I would also like to acknowledge another event this weekend, as it marks the official opening of a very special community space in my electorate, the Australian Buddhist Centre in Cairnlea. This important area has been under construction for two years. It will be home to the United Vietnamese Buddhist Congregation of Australia and New Zealand. The centre has cost over $6 million to construct, and I think it's important to acknowledge that the vast majority of this has been raised by members of the community and donors throughout my electorate.
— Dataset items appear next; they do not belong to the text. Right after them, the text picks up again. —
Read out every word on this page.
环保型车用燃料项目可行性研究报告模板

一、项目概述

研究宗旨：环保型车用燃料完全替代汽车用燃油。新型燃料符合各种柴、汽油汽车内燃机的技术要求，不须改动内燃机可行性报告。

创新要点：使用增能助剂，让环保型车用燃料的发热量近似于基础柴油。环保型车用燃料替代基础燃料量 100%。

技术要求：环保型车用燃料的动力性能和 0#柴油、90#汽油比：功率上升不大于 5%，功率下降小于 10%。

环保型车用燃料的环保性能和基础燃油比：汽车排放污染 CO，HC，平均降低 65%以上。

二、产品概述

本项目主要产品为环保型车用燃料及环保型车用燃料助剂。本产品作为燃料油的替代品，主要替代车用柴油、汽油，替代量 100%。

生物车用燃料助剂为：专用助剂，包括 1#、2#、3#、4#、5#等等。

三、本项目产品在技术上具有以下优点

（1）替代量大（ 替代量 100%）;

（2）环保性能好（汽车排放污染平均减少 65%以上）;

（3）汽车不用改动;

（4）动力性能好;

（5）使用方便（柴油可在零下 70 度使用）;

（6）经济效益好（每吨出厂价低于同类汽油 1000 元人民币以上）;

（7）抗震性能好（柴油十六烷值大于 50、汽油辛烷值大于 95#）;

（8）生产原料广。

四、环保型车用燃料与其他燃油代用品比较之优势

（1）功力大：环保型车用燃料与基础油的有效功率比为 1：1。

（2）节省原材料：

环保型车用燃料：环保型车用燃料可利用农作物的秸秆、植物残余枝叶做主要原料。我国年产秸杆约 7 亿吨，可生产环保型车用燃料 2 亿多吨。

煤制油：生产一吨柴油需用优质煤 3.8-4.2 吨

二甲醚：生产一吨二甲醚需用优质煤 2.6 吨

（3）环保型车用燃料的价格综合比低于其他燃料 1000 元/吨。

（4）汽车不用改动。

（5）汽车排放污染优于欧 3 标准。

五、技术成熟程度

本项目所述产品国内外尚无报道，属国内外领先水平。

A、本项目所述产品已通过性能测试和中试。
This will be an important cultural centre of Australian-Vietnamese Buddhism. It will be an institute for teaching and learning and practising Buddhism for the Vietnamese Australian Buddhist community. It is a unique architectural achievement that stands on the Cairnlea grasslands as a striking and beautiful example of traditional Vietnamese Buddhist worship. In the 2016 census, 2.4 per cent of Australians identified as Buddhist, and Buddhism is Australia's fastest growing faith. This grand new Buddhist centre will be a place of great spiritual significance for all Buddhist organisations across Australia and New Zealand. I am delighted that it is placed in my electorate. Thanks are owed to thousands of donors and supporters of this project across my electorate and the broader community. Particular acknowledgment is due to Venerable Thich Phuoc Tan OAM, Chair of the Organising Committee, and Senior Venerable Thich Thien Tam, the President of the United Vietnamese Buddhist Congregation, who will officially open the centre on Sunday. Congratulations to the organising committee and to the broader community who have made this wonderful centre possible.